The pathogenesis of poliovirus relies on virus diversity per se, not the selection of any particular adaptive mutation, say Marco Vignuzzi, Raul Andino (UCSF, San Francisco, CA), and colleagues. Different variants may achieve different tasks in a group effort to navigate the host environment.
This is how a quasispecies, or group of variants, is meant to behave, based on theory and mathematical modeling. “But really this is the first study that provides experimental evidence,” says Andino.
Andino had previously used a mutagen to push viruses into evolutionary oblivion; he now uses a mutant that survives this treatment because of a less error-prone polymerase.
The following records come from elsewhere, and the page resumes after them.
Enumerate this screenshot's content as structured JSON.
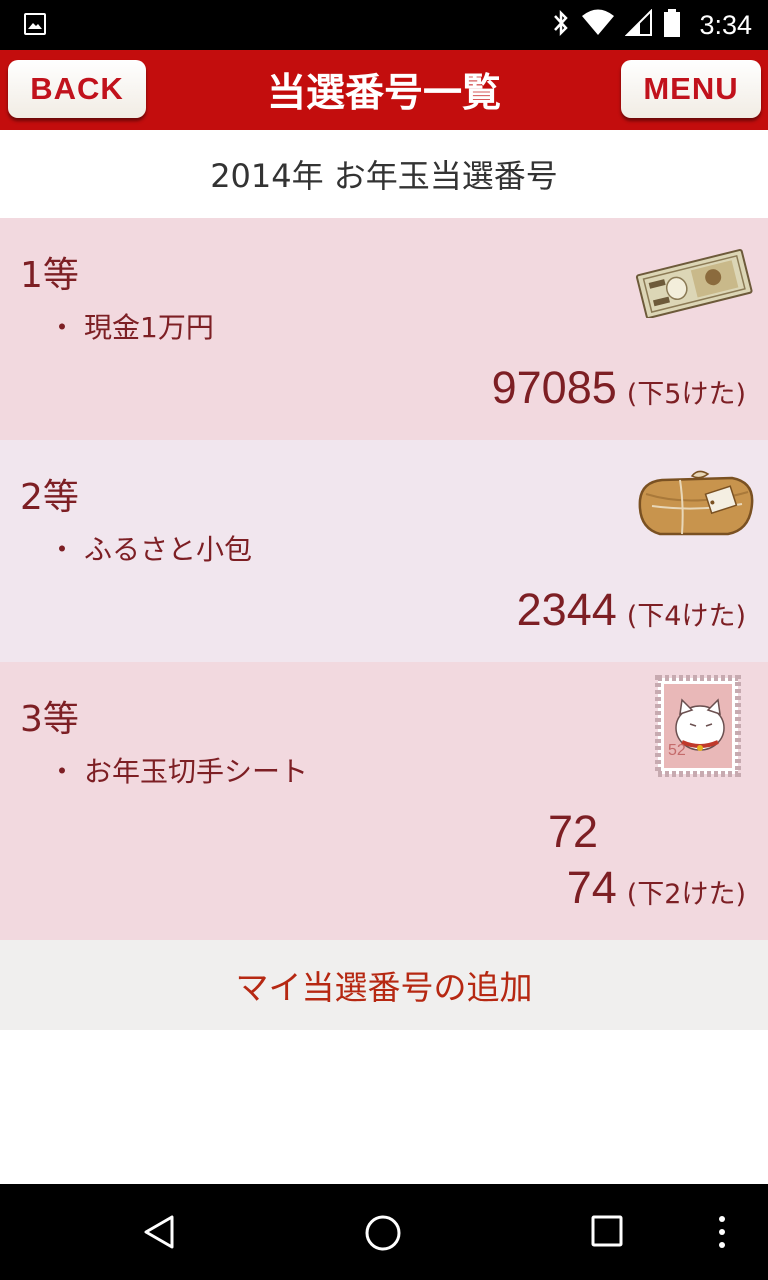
{
  "status_bar": {
    "time": "3:34"
  },
  "header": {
    "back_label": "BACK",
    "title": "当選番号一覧",
    "menu_label": "MENU"
  },
  "subtitle": "2014年 お年玉当選番号",
  "prizes": [
    {
      "rank": "1等",
      "item": "現金1万円",
      "icon": "banknote-icon",
      "numbers": [
        "97085"
      ],
      "note": "(下5けた)"
    },
    {
      "rank": "2等",
      "item": "ふるさと小包",
      "icon": "parcel-icon",
      "numbers": [
        "2344"
      ],
      "note": "(下4けた)"
    },
    {
      "rank": "3等",
      "item": "お年玉切手シート",
      "icon": "stamp-icon",
      "numbers": [
        "72",
        "74"
      ],
      "note": "(下2けた)",
      "stamp_value": "52"
    }
  ],
  "bullet": "・",
  "add_button_label": "マイ当選番号の追加",
  "colors": {
    "header_red": "#c30d0d",
    "text_maroon": "#7d1f24",
    "add_text": "#b62812",
    "row_pink": "#f2d9df",
    "row_lavender": "#f1e6ee"
  }
}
These G64S viruses generated far fewer chemical-resistant variants and responded poorly to a challenge with this antiviral drug. But G64S was also far less potent in mice: it had to be given in a 300-fold higher dose to cause 50% lethality, and was unable to establish infection in the spinal cord and brain.
Treating G64S with a chemical mutagen before inoculation restored its sequence diversity and in vivo potency. Virus reisolated from the brain did not, however, show signs of a particular variant being selected for competency to enter the spinal cord. Indeed, this isolated virus was less diverse than the original, mutagen-treated stock, and was by itself unable to reinfect the central nervous system of mice.
Cooperation also occurs during coinfections, where one virus species can infect only in the presence of another. For now, Andino has few clues about how the quasispecies might be dividing up tasks in the body, but he is devising a microarray-based method to map the diversity that polio needs to conquer a host.